The FCC in April proposed new rules for Business Data Services (BDS) as part of “an internet protocol environment” but met with wide industry disapproval this week as more than four dozen comments were filed against the plan to regulate rates.
Multichannel News reported that the FCC wants to put a price cap regulation “for cable operators’ business services, in the category now called BDS that used to be called special access.”
Critical comments spanned from industry trade groups to carriers to major towercos. Crown Castle, with more than 40,000 towers for shared wireless infrastructure, argued that “commenters who supported rate regulation ‘completely ignore or merely pay lip service to this critical investment dynamic.’” The company continued with its argument, stating that “rate regulation would be antithetical to the commission’s goal of promoting network investment by competing providers and thereby increasing competitive alternatives for BDS” and said that “rate regulation would deter investment.”

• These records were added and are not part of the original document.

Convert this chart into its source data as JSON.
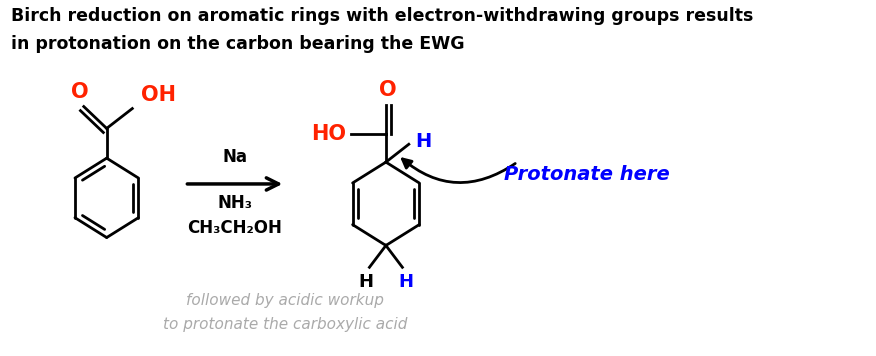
{
  "title_line1": "Birch reduction on aromatic rings with electron-withdrawing groups results",
  "title_line2": "in protonation on the carbon bearing the EWG",
  "title_fontsize": 12.5,
  "bg_color": "#ffffff",
  "reagents_line1": "Na",
  "reagents_line2": "NH₃",
  "reagents_line3": "CH₃CH₂OH",
  "reagents_fontsize": 12,
  "note_line1": "followed by acidic workup",
  "note_line2": "to protonate the carboxylic acid",
  "note_color": "#aaaaaa",
  "note_fontsize": 11,
  "protonate_text": "Protonate here",
  "protonate_color": "#0000ff",
  "protonate_fontsize": 14,
  "red_color": "#ff2200",
  "blue_color": "#0000ff",
  "black_color": "#000000"
}
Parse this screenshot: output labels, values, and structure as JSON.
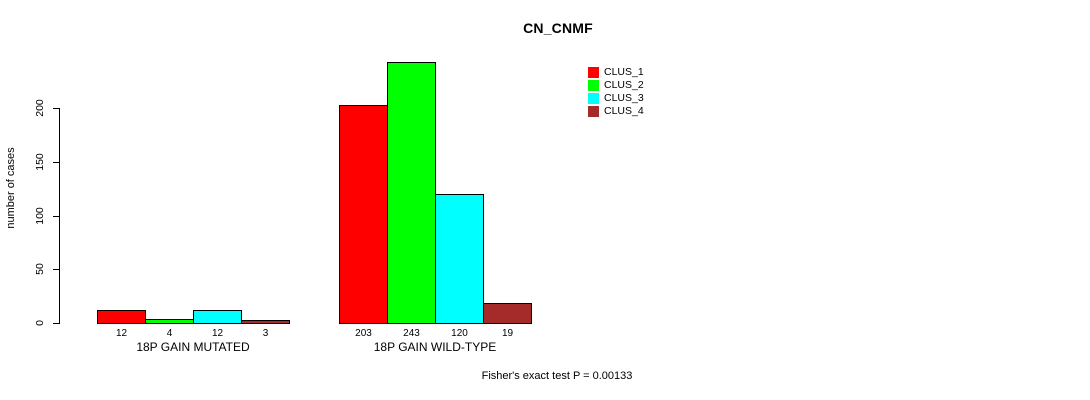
{
  "title": "CN_CNMF",
  "ylabel": "number of cases",
  "footer": "Fisher's exact test P = 0.00133",
  "chart_data": {
    "type": "bar",
    "title": "CN_CNMF",
    "xlabel": "",
    "ylabel": "number of cases",
    "ylim": [
      0,
      200
    ],
    "yticks": [
      0,
      50,
      100,
      150,
      200
    ],
    "categories": [
      "18P GAIN MUTATED",
      "18P GAIN WILD-TYPE"
    ],
    "series": [
      {
        "name": "CLUS_1",
        "color": "#ff0000",
        "values": [
          12,
          203
        ]
      },
      {
        "name": "CLUS_2",
        "color": "#00ff00",
        "values": [
          4,
          243
        ]
      },
      {
        "name": "CLUS_3",
        "color": "#00ffff",
        "values": [
          12,
          120
        ]
      },
      {
        "name": "CLUS_4",
        "color": "#a52a2a",
        "values": [
          3,
          19
        ]
      }
    ],
    "bar_value_labels": [
      [
        12,
        4,
        12,
        3
      ],
      [
        203,
        243,
        120,
        19
      ]
    ],
    "legend_position": "top-right",
    "grid": false,
    "annotation": "Fisher's exact test P = 0.00133"
  }
}
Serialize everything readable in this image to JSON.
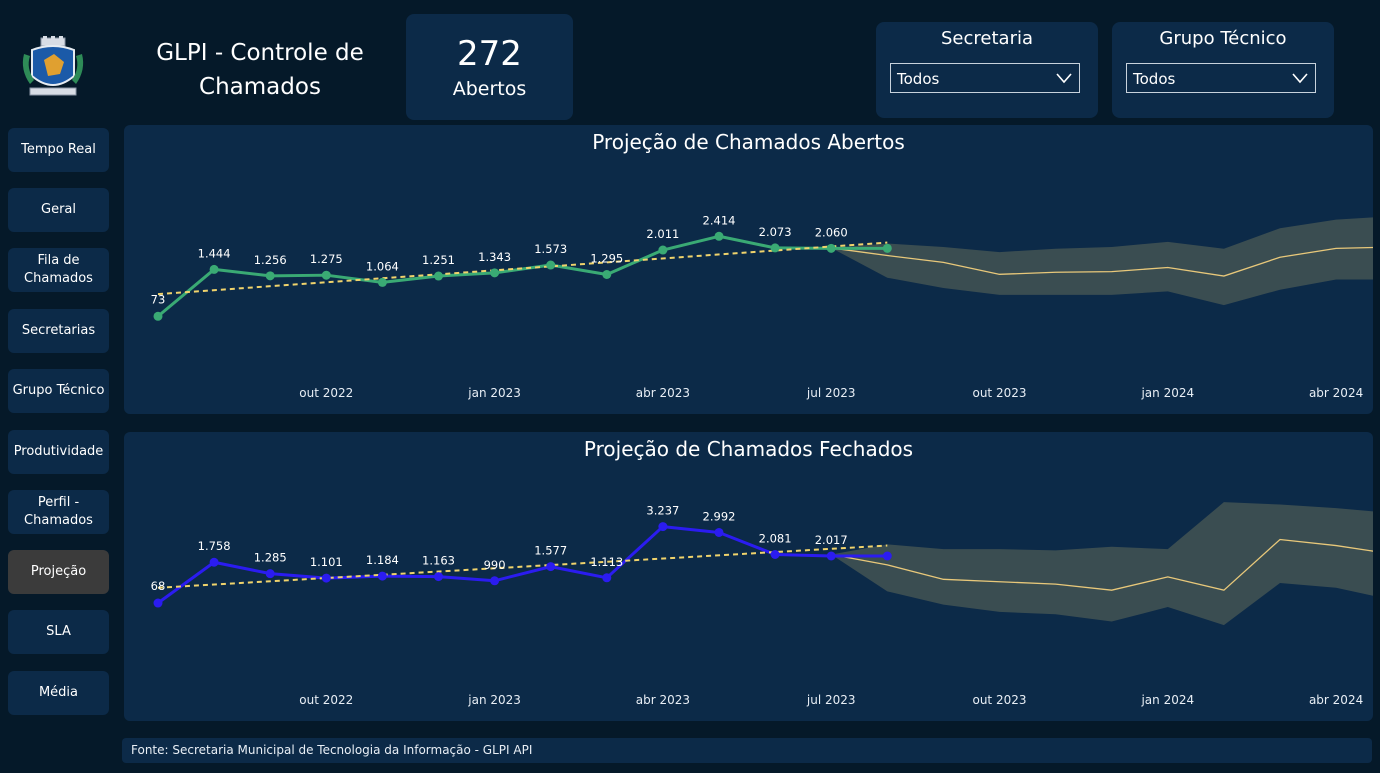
{
  "header": {
    "title": "GLPI - Controle de Chamados",
    "kpi_value": "272",
    "kpi_label": "Abertos"
  },
  "filters": [
    {
      "title": "Secretaria",
      "value": "Todos"
    },
    {
      "title": "Grupo Técnico",
      "value": "Todos"
    }
  ],
  "nav": [
    {
      "label": "Tempo Real",
      "active": false
    },
    {
      "label": "Geral",
      "active": false
    },
    {
      "label": "Fila de Chamados",
      "active": false
    },
    {
      "label": "Secretarias",
      "active": false
    },
    {
      "label": "Grupo Técnico",
      "active": false
    },
    {
      "label": "Produtividade",
      "active": false
    },
    {
      "label": "Perfil - Chamados",
      "active": false
    },
    {
      "label": "Projeção",
      "active": true
    },
    {
      "label": "SLA",
      "active": false
    },
    {
      "label": "Média",
      "active": false
    }
  ],
  "footer": "Fonte: Secretaria Municipal de Tecnologia da Informação - GLPI API",
  "colors": {
    "background": "#051929",
    "panel": "#0c2a48",
    "active_nav": "#3b3b3b",
    "abertos_line": "#3aaa74",
    "fechados_line": "#2b1cf0",
    "trend": "#f0d36c",
    "forecast_line": "#e8c87a",
    "forecast_band": "#3d4f52"
  },
  "chart_data": [
    {
      "type": "line",
      "title": "Projeção de Chamados Abertos",
      "x_tick_labels": [
        "out 2022",
        "jan 2023",
        "abr 2023",
        "jul 2023",
        "out 2023",
        "jan 2024",
        "abr 2024"
      ],
      "x_tick_months": [
        3,
        6,
        9,
        12,
        15,
        18,
        21
      ],
      "series": [
        {
          "x_months": [
            0,
            1,
            2,
            3,
            4,
            5,
            6,
            7,
            8,
            9,
            10,
            11,
            12,
            13
          ],
          "values": [
            73,
            1444,
            1256,
            1275,
            1064,
            1251,
            1343,
            1573,
            1295,
            2011,
            2414,
            2073,
            2060,
            2060
          ],
          "labels": [
            "73",
            "1.444",
            "1.256",
            "1.275",
            "1.064",
            "1.251",
            "1.343",
            "1.573",
            "1.295",
            "2.011",
            "2.414",
            "2.073",
            "2.060",
            null
          ]
        }
      ],
      "trend": {
        "from": [
          0,
          720
        ],
        "to": [
          13,
          2230
        ]
      },
      "forecast": {
        "x_months": [
          12,
          13,
          14,
          15,
          16,
          17,
          18,
          19,
          20,
          21,
          22
        ],
        "mean": [
          2073,
          1850,
          1650,
          1300,
          1360,
          1380,
          1500,
          1250,
          1800,
          2060,
          2100
        ],
        "upper": [
          2073,
          2200,
          2100,
          1950,
          2050,
          2100,
          2250,
          2050,
          2650,
          2900,
          3000
        ],
        "lower": [
          2073,
          1200,
          900,
          700,
          700,
          700,
          800,
          400,
          850,
          1150,
          1150
        ]
      },
      "ylim": [
        -1500,
        4500
      ]
    },
    {
      "type": "line",
      "title": "Projeção de Chamados Fechados",
      "x_tick_labels": [
        "out 2022",
        "jan 2023",
        "abr 2023",
        "jul 2023",
        "out 2023",
        "jan 2024",
        "abr 2024"
      ],
      "x_tick_months": [
        3,
        6,
        9,
        12,
        15,
        18,
        21
      ],
      "series": [
        {
          "x_months": [
            0,
            1,
            2,
            3,
            4,
            5,
            6,
            7,
            8,
            9,
            10,
            11,
            12,
            13
          ],
          "values": [
            68,
            1758,
            1285,
            1101,
            1184,
            1163,
            990,
            1577,
            1113,
            3237,
            2992,
            2081,
            2017,
            2017
          ],
          "labels": [
            "68",
            "1.758",
            "1.285",
            "1.101",
            "1.184",
            "1.163",
            "990",
            "1.577",
            "1.113",
            "3.237",
            "2.992",
            "2.081",
            "2.017",
            null
          ]
        }
      ],
      "trend": {
        "from": [
          0,
          700
        ],
        "to": [
          13,
          2450
        ]
      },
      "forecast": {
        "x_months": [
          12,
          13,
          14,
          15,
          16,
          17,
          18,
          19,
          20,
          21,
          22
        ],
        "mean": [
          2081,
          1650,
          1050,
          950,
          850,
          600,
          1150,
          600,
          2700,
          2450,
          2100
        ],
        "upper": [
          2081,
          2500,
          2300,
          2300,
          2250,
          2400,
          2300,
          4250,
          4150,
          4000,
          3800
        ],
        "lower": [
          2081,
          550,
          0,
          -300,
          -400,
          -700,
          -100,
          -850,
          900,
          700,
          200
        ]
      },
      "ylim": [
        -3000,
        5500
      ]
    }
  ]
}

AT&T noted that rate regulation “would curb incentives to build the infrastructure necessary for future broadband-intensive 5G wireless services in these areas” which “flies directly in the face of this administration’s efforts to expand broadband access to everyone and its bold steps to speed us toward a 5G future.”
NTCA: The Rural Broadband Association recommended that “regulatory frameworks should specifically be designed … to achieve other important public policy objectives.”
According to The Gleaner, Scott Anderson, Chief Legal Officer at Midcontinent Communications, said “BDS is one of the fastest growing segments of Midco’s business … rate regulation may make a number of future BDS projects simply beyond the reach of Midco and potential customers.”